Il romanzo ci restituisce l’idea di agire politico di Matteotti: improntato a un pragmatismo d’efficienza che però presupponeva una formazione teorica non per niente superficiale.

Sentiamo Matteotti vicino a noi in quei discorsi in cui combatte contro quelle che noi oggi chiameremmo fake news, e contro il potere manipolatore dei mass media di allora, i giornali, i quali non presentavano l’esposizione veritiera dei fatti, ma collaboravano implicitamente con gli organi statali nell’opera di acquiescenza verso la violenza dello squadrismo fascista. In tal senso, la parabola di Matteotti, e la sua ostinata opposizione parlamentare al fascismo, ci ricorda quanto accogliere l’antifascismo significa impegnarsi in un esercizio democratico di restituzione della verità: «Io non accuso, racconto» avrebbe detto Matteotti. E così faceva, documentandosi costantemente attraverso relazioni, statistiche, raccogliendo dati e interpretazioni che lo mettevano nella posizione di lottare con la parola, in maniera coerente, trasparente e fondata sui fatti. E non a caso l’autore ci restituisce numerose immagini del socialista intento a passare intere giornate presso gli archivi dei Consigli comunali prima, e la biblioteca della Camera poi. Era in quei luoghi che Matteotti preparava le proprie puntigliose “aggressioni”: mentre Mussolini «si arrampica con le parole, lui li scuote con i fatti» (p. 361).
Un politico come Matteotti è profondamente assente nel panorama politico odierno (non solo italiano): non solo un uomo che interpretò la militanza politica con una permeante etica del lavoro e della conoscenza; ma anche un riformista, un socialista liberale. Il romanzo ci restituisce l’idea di agire politico di Matteotti: improntato a un pragmatismo d’efficienza che però presupponeva una formazione teorica non per niente superficiale. Piero Gobetti, un altro grande antifascista, ci ha lasciato questo suo breve ritratto: «Non ostentava presunzioni teoriche: dichiarava candidamente di non aver tempo per risolvere i problemi filosofici perché doveva studiare bilanci e rivedere i conti degli amministratori socialisti. E così si risparmiava ogni sfoggio di cultura. Ma il suo marxismo non era ignaro di Hegel, né trascurava Sorel e il bergsonismo».3

La morte di Matteotti assume la forma dello scandalo, nel suo significato etimologico ed evangelico: è l’ostacolo, l’inciampo che mostra all’Italia – anche a quella più indifferente – i pericoli che sta correndo

La violenza fascista del biennio nero, delle squadracce e della “Ceka” diviene in un certo qual modo una co-protagonista.

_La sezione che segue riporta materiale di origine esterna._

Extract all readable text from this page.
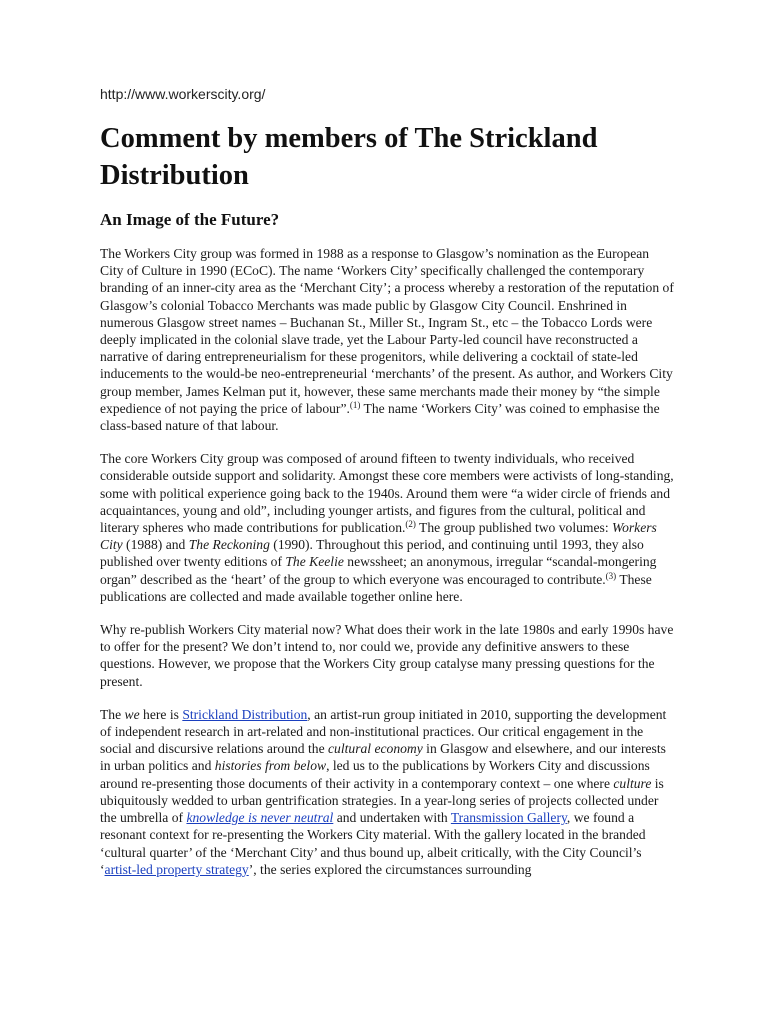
http://www.workerscity.org/
Comment by members of The Strickland Distribution
An Image of the Future?

The Workers City group was formed in 1988 as a response to Glasgow’s nomination as the European City of Culture in 1990 (ECoC). The name ‘Workers City’ specifically challenged the contemporary branding of an inner-city area as the ‘Merchant City’; a process whereby a restoration of the reputation of Glasgow’s colonial Tobacco Merchants was made public by Glasgow City Council. Enshrined in numerous Glasgow street names – Buchanan St., Miller St., Ingram St., etc – the Tobacco Lords were deeply implicated in the colonial slave trade, yet the Labour Party-led council have reconstructed a narrative of daring entrepreneurialism for these progenitors, while delivering a cocktail of state-led inducements to the would-be neo-entrepreneurial ‘merchants’ of the present. As author, and Workers City group member, James Kelman put it, however, these same merchants made their money by “the simple expedience of not paying the price of labour”.$^{(1)}$ The name ‘Workers City’ was coined to emphasise the class-based nature of that labour.

The core Workers City group was composed of around fifteen to twenty individuals, who received considerable outside support and solidarity. Amongst these core members were activists of long-standing, some with political experience going back to the 1940s. Around them were “a wider circle of friends and acquaintances, young and old”, including younger artists, and figures from the cultural, political and literary spheres who made contributions for publication.$^{(2)}$ The group published two volumes: Workers City (1988) and The Reckoning (1990). Throughout this period, and continuing until 1993, they also published over twenty editions of The Keelie newssheet; an anonymous, irregular “scandal-mongering organ” described as the ‘heart’ of the group to which everyone was encouraged to contribute.$^{(3)}$ These publications are collected and made available together online here.

Why re-publish Workers City material now? What does their work in the late 1980s and early 1990s have to offer for the present? We don’t intend to, nor could we, provide any definitive answers to these questions. However, we propose that the Workers City group catalyse many pressing questions for the present.

The we here is Strickland Distribution, an artist-run group initiated in 2010, supporting the development of independent research in art-related and non-institutional practices. Our critical engagement in the social and discursive relations around the cultural economy in Glasgow and elsewhere, and our interests in urban politics and histories from below, led us to the publications by Workers City and discussions around re-presenting those documents of their activity in a contemporary context – one where culture is ubiquitously wedded to urban gentrification strategies. In a year-long series of projects collected under the umbrella of knowledge is never neutral and undertaken with Transmission Gallery, we found a resonant context for re-presenting the Workers City material. With the gallery located in the branded ‘cultural quarter’ of the ‘Merchant City’ and thus bound up, albeit critically, with the City Council’s ‘artist-led property strategy’, the series explored the circumstances surrounding
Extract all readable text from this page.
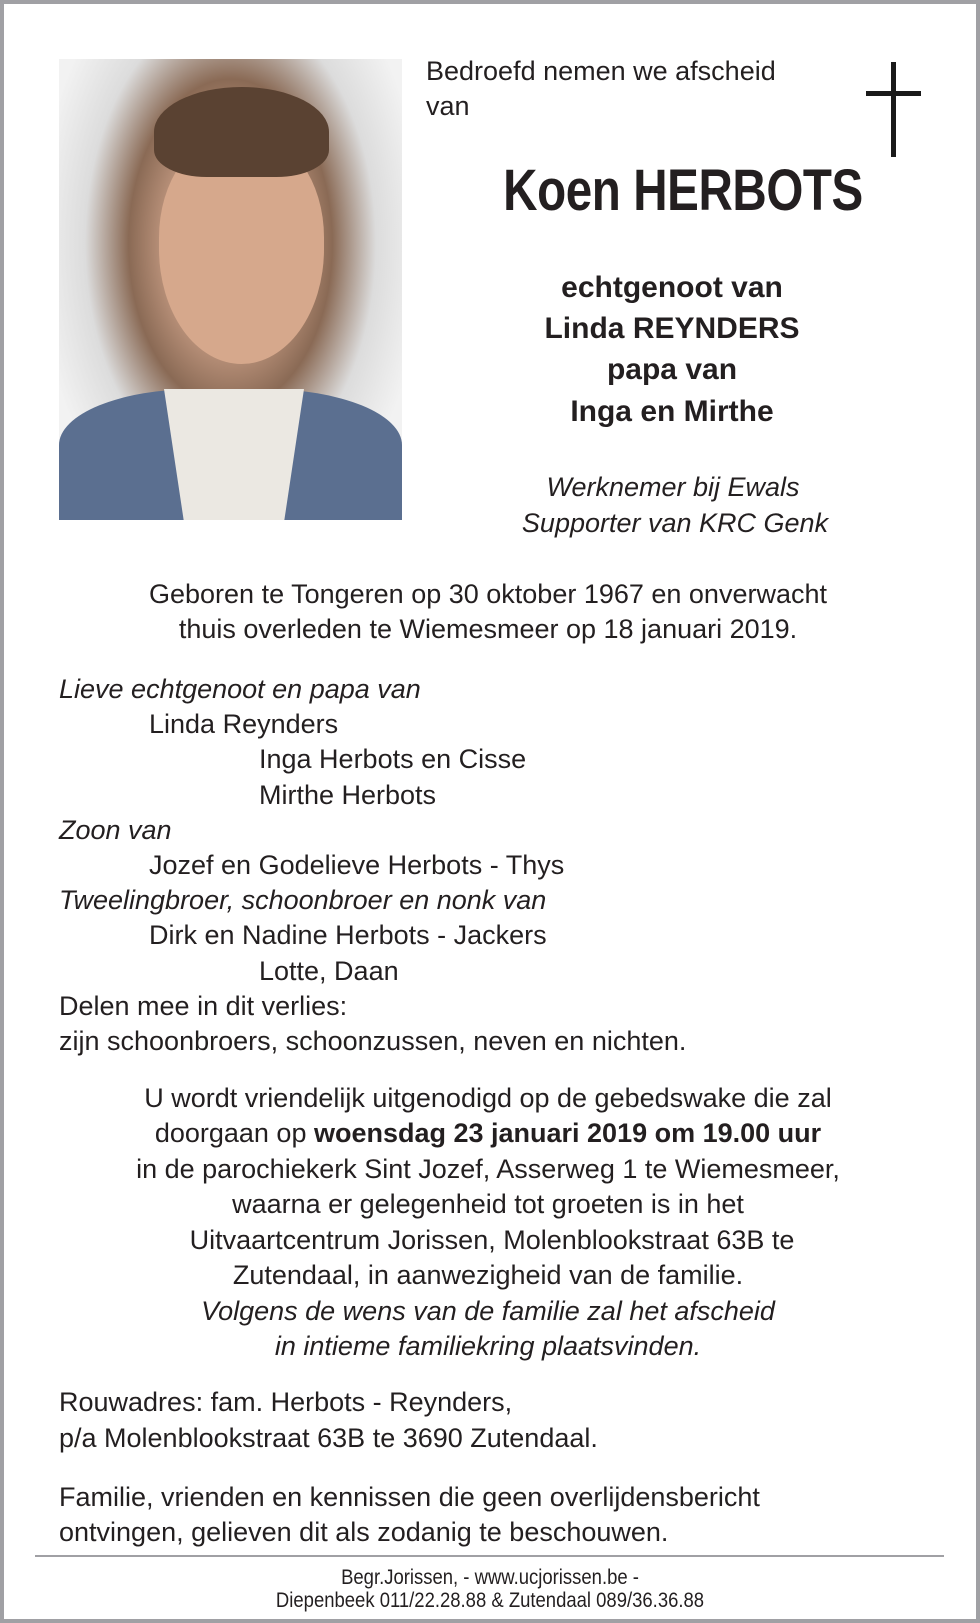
Bedroefd nemen we afscheid
van
Koen HERBOTS
echtgenoot van
Linda REYNDERS
papa van
Inga en Mirthe
Werknemer bij Ewals
Supporter van KRC Genk
Geboren te Tongeren op 30 oktober 1967 en onverwacht
thuis overleden te Wiemesmeer op 18 januari 2019.
Lieve echtgenoot en papa van
Linda Reynders
Inga Herbots en Cisse
Mirthe Herbots
Zoon van
Jozef en Godelieve Herbots - Thys
Tweelingbroer, schoonbroer en nonk van
Dirk en Nadine Herbots - Jackers
Lotte, Daan
Delen mee in dit verlies:
zijn schoonbroers, schoonzussen, neven en nichten.
U wordt vriendelijk uitgenodigd op de gebedswake die zal
doorgaan op woensdag 23 januari 2019 om 19.00 uur
in de parochiekerk Sint Jozef, Asserweg 1 te Wiemesmeer,
waarna er gelegenheid tot groeten is in het
Uitvaartcentrum Jorissen, Molenblookstraat 63B te
Zutendaal, in aanwezigheid van de familie.
Volgens de wens van de familie zal het afscheid
in intieme familiekring plaatsvinden.
Rouwadres: fam. Herbots - Reynders,
p/a Molenblookstraat 63B te 3690 Zutendaal.
Familie, vrienden en kennissen die geen overlijdensbericht
ontvingen, gelieven dit als zodanig te beschouwen.
Begr.Jorissen, - www.ucjorissen.be -
Diepenbeek 011/22.28.88 & Zutendaal 089/36.36.88
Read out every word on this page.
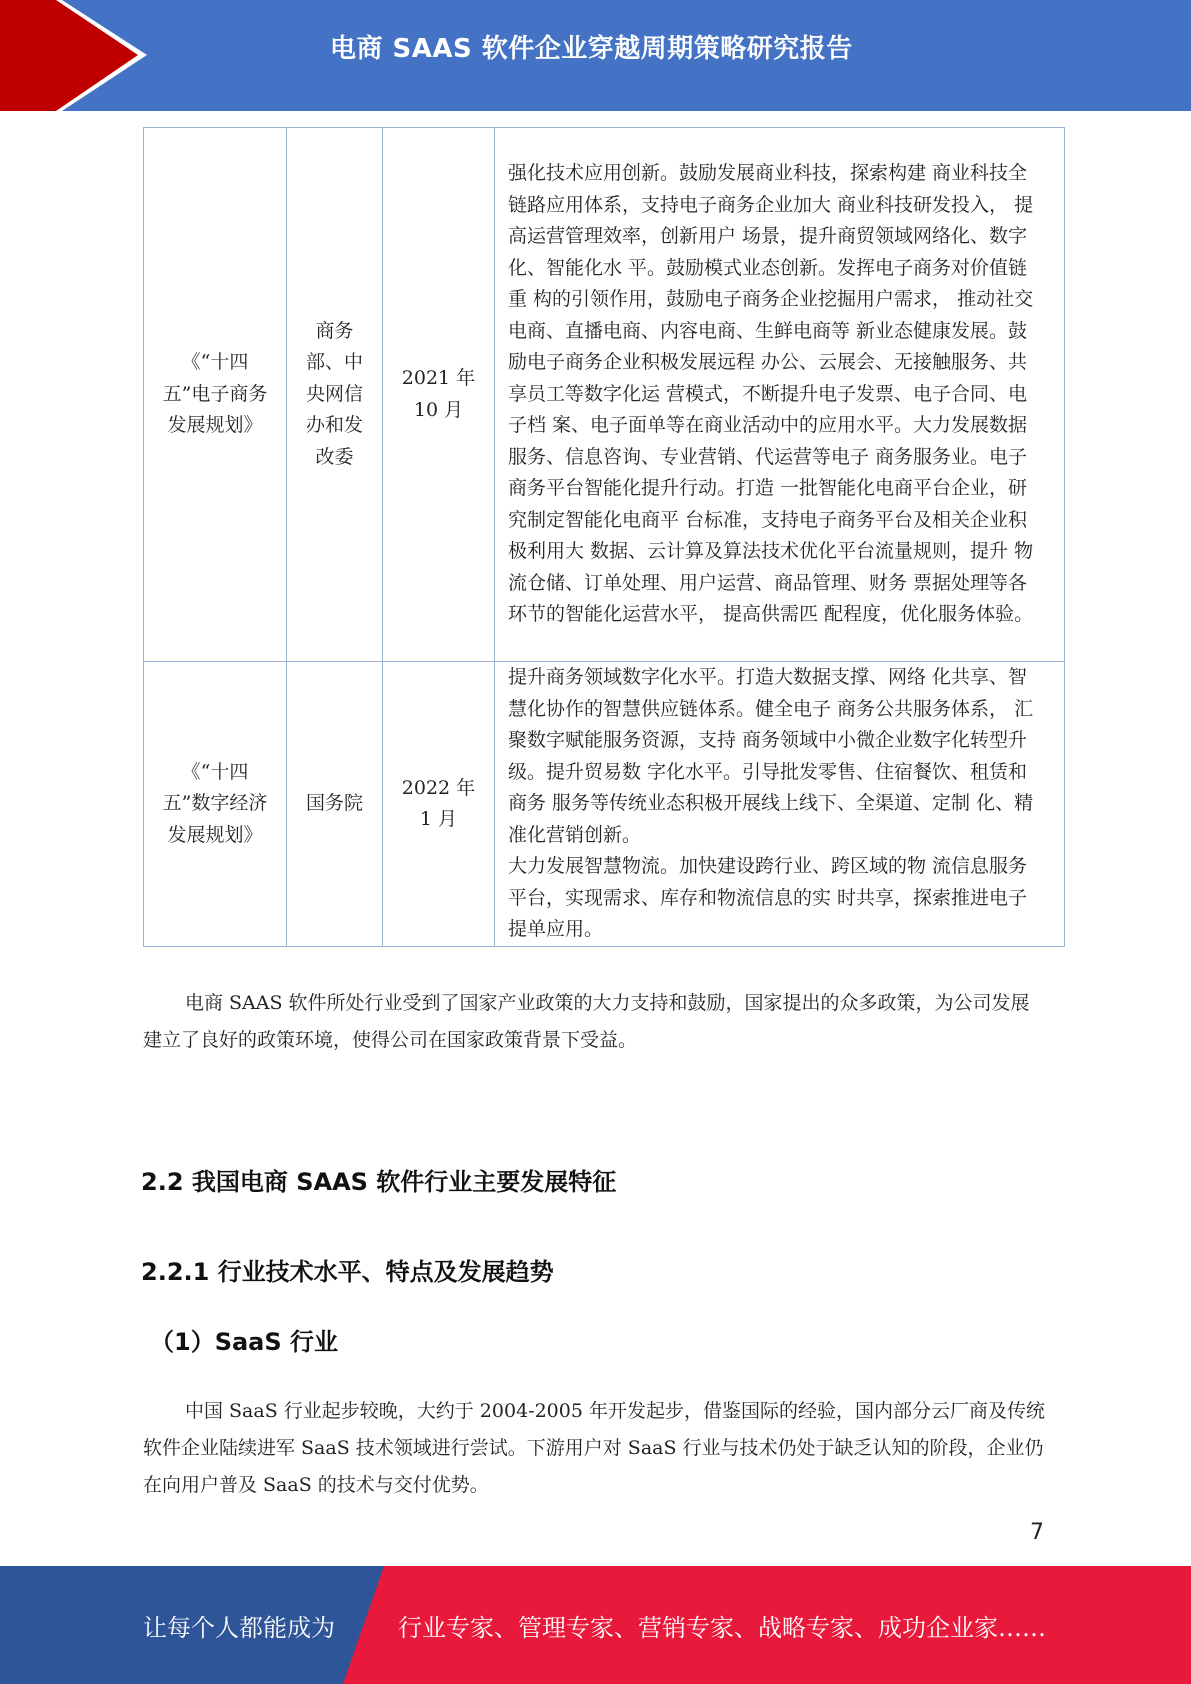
电商 SAAS 软件企业穿越周期策略研究报告
《“十四五”电子商务发展规划》	商务部、中央网信办和发改委	2021 年 10 月	强化技术应用创新。鼓励发展商业科技，探索构建 商业科技全链路应用体系，支持电子商务企业加大 商业科技研发投入， 提高运营管理效率，创新用户 场景，提升商贸领域网络化、数字化、智能化水 平。鼓励模式业态创新。发挥电子商务对价值链重 构的引领作用，鼓励电子商务企业挖掘用户需求， 推动社交电商、直播电商、内容电商、生鲜电商等 新业态健康发展。鼓励电子商务企业积极发展远程 办公、云展会、无接触服务、共享员工等数字化运 营模式，不断提升电子发票、电子合同、电子档 案、电子面单等在商业活动中的应用水平。大力发展数据服务、信息咨询、专业营销、代运营等电子 商务服务业。电子商务平台智能化提升行动。打造 一批智能化电商平台企业，研究制定智能化电商平 台标准，支持电子商务平台及相关企业积极利用大 数据、云计算及算法技术优化平台流量规则，提升 物流仓储、订单处理、用户运营、商品管理、财务 票据处理等各环节的智能化运营水平， 提高供需匹 配程度，优化服务体验。

《“十四五”数字经济发展规划》	国务院	2022 年 1 月	提升商务领域数字化水平。打造大数据支撑、网络 化共享、智慧化协作的智慧供应链体系。健全电子 商务公共服务体系， 汇聚数字赋能服务资源，支持 商务领域中小微企业数字化转型升级。提升贸易数 字化水平。引导批发零售、住宿餐饮、租赁和商务 服务等传统业态积极开展线上线下、全渠道、定制 化、精准化营销创新。

大力发展智慧物流。加快建设跨行业、跨区域的物 流信息服务平台，实现需求、库存和物流信息的实 时共享，探索推进电子提单应用。

电商 SAAS 软件所处行业受到了国家产业政策的大力支持和鼓励，国家提出的众多政策，为公司发展建立了良好的政策环境，使得公司在国家政策背景下受益。

2.2 我国电商 SAAS 软件行业主要发展特征
2.2.1 行业技术水平、特点及发展趋势
（1）SaaS 行业

中国 SaaS 行业起步较晚，大约于 2004-2005 年开发起步，借鉴国际的经验，国内部分云厂商及传统软件企业陆续进军 SaaS 技术领域进行尝试。下游用户对 SaaS 行业与技术仍处于缺乏认知的阶段，企业仍在向用户普及 SaaS 的技术与交付优势。

7
让每个人都能成为	行业专家、管理专家、营销专家、战略专家、成功企业家……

Sempre presente nel panorama narrativo, non rimane mai secondaria o accessoria, ma anzi la sua costante e martellante presenza restituisce al lettore qualcosa di essenziale: lo squadrismo fu un’azione sistematica, quotidiana, che merita di stare sullo sfondo non per la sua secondarietà ma poiché così il libro, rimanendo all’interno della logica biografica, possa mostrare il carattere di tragica “normalità” che la violenza fascista assunse per l’Italia dei primi anni Venti. La “brutalizzazione della politica”4 conseguente alla Prima guerra mondiale – come la definì il grande storico tedesco George Mosse – divenne il nuovo modo di “fare” politica, di cui si fecero interpreti i fascisti, e di cui divenne vittima l’Italia liberale e la sua intera classe politica, liberali compresi.
Matteotti fu verosimilmente solo nell’interpretazione che diede al fenomeno fascista, non vedendolo come semplice reazione nazionalistica al pericolo di “fare come in Russia”, come la reazione del nero al pericolo rosso, ma come l’alleanza dei ceti medi con gli agrari contro i diritti acquisiti dei braccianti e degli operai in quegli anni vivissimi di lotta sociale e sindacale. Nel discorso del gennaio 1921 Matteotti arrivò lucidamente ad affermare come i socialisti fossero «i primi a riconoscere le origini storiche, e la necessità del fascismo, siamo i primi a interpretarne la giustificazione economica, a riconoscerne l’esistenza, quasi direi come necessità sociale di questo momento»5. Essenzialmente, Matteotti comprese come oltre la coltre (nient’affatto secondaria) di violenza e di propaganda nazionalistica il fascismo rispondesse a una radicata domanda sociale dell’Italia postbellica.
Il romanzo, così come si era aperto, si conclude con la morte. Sul finire il libro assume i tratti di un giallo politico, di cui il lettore conosce già il finale. Ma l’interesse non si costruisce intorno all’emergere della verità (l’autore sembra schierarsi fra coloro che ritengono il Duce direttamente responsabile dell’omicidio), piuttosto intorno alle sue conseguenze. La morte di Matteotti assume la forma dello scandalo, nel suo significato etimologico ed evangelico: è l’ostacolo, l’inciampo che mostra all’Italia – anche a quella più indifferente – i pericoli che sta correndo; è la rivelazione dell’irreparabile natura del fascismo. Ed era questo l’obiettivo delle tante arringhe di Matteotti: «Non c’è verità che non susciti scandalo» (p. 553); «Gli italiani scoprirono chi fosse Matteotti all’indomani del rapimento» (p. 667). E non solo questo: la sua morte segna in un certo qual modo la nascita dell’antifascismo come noi oggi lo intendiamo, che da opposizione politica e partitica diviene una radicale scelta etica di resistenza militante e democratica.
Il romanzo nella sua integrità brilla laddove emerge il politico comune, il Matteotti quotidianamente impegnato a misurarsi con la povertà del Polesine e con la violenza illiberale del fascismo, disposto a tutto ma pur sempre umano. Guardiamo all’uomo e non all’eroe. Abbiamo bisogno di conoscere e immedesimarci nel politico socialista democraticamente in lotta per i diritti di coloro che stanno indietro. Questo è la piacevole lezione di Solo: «Per me, il socialismo è portare avanti chi è rimasto indietro» (p. 27).